今もさっきもクリスが自分で支えてくれてるから、実際の所は解りづらいけど。
「いや、まぁ当たり前といえば当たり前だけどね」
「とはいえ、物理法則があてにならない事など日常茶飯事ですものね」
「主に私達がね」
そもそも私たちの存在自体が法則に反してるし。
重力のかかり方とか音の高さとか、明らかに謎の力が働いてるもんね。
ありがとねとクリスを降ろして、元の位置へ戻る。
ん、これは早速また何かを見せてくれるつもりの顔だな。
「えーと、次は巻き付きかな?」
「先ほどの続きがまだ有る様ですわね」
聞いてみたら首を振られて、カトリーヌさんの言葉に頷いた。
……石も飲むとか言うんじゃないだろうな?
なんかちょっと恥ずかしそうな顔してるけど、今度は何なんだろうか。
「だ、大丈夫なの?」
なんかお腹の方から塊がせりあがってきて、喉が思いっきり膨れちゃってるけど。
顔がまた変形しちゃうから恥ずかしそうだったのかな。
あ、頷けないから両手で小っちゃい丸を作って伝えてきた。
まぁ大丈夫なら良いんだけどさ。
「おー、なんか黒いのが出てきた……」
クリスの口からぬらぁっと、真っ黒な何かがせり出してきた。
丸みを帯びた円錐状というか、端が細くなった円柱というかって感じの形なのかな。
「これは…… 先ほどの木を素材にして、弾丸を生成したという事でしょうか」
「サイズ的に弾丸っていうか砲弾って感じだけど…… まぁそういう事なのかな」
人間から見ればかなり小さい弾丸なんだろうけど、出て来てるのが私たちの半分くらいしかないクリスの口からだからなぁ。

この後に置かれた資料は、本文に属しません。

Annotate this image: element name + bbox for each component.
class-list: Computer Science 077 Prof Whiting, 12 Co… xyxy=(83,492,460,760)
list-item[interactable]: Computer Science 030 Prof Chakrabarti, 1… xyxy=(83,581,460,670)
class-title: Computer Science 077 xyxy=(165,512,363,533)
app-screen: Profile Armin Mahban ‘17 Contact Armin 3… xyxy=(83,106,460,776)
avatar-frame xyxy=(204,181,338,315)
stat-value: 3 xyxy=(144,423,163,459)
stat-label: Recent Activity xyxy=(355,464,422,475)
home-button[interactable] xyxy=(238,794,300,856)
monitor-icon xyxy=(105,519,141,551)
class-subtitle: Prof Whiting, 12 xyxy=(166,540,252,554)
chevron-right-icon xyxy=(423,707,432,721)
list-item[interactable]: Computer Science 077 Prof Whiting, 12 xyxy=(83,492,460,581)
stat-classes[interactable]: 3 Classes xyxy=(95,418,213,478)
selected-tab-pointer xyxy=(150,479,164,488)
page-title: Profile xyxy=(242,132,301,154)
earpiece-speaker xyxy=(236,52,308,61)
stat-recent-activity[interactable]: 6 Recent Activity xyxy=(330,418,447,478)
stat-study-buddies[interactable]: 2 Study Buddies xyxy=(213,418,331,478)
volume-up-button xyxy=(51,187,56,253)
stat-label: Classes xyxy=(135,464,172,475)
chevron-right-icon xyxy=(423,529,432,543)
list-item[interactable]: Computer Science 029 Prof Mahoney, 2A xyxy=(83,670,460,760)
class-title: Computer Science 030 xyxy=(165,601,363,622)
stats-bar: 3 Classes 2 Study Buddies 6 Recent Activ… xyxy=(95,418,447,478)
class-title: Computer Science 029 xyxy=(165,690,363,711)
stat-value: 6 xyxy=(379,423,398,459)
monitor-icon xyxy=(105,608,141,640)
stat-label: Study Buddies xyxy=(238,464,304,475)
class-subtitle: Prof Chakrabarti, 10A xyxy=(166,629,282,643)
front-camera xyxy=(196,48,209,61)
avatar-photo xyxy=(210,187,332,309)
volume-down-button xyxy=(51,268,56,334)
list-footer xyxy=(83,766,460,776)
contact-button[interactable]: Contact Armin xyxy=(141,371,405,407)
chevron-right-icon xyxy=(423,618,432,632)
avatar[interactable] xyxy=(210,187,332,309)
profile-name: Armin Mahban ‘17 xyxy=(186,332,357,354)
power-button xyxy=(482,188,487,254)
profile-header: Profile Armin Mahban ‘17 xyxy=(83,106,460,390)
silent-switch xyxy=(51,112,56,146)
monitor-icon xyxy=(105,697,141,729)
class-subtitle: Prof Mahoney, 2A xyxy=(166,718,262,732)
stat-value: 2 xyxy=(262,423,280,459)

一応伸ばさなくてもギリギリくわえられそうな太さだけど、ちょっと長いせいで変形させなきゃ前が向けなくなるっぽい。
「しかし炭と言うか黒鉛の様になっていますが、こうなるには相当な熱が必要な筈ですが……」
「まぁその辺は気にするだけ無駄なんじゃない?」
「そうですわね」
圧縮率の時点でどう考えても異常なんだし。
あれだけの事やってるんだから、中でとんでもない熱が発生しててもおかしくないんじゃないかな。
いや、おかしいか。まぁ何でも良いや。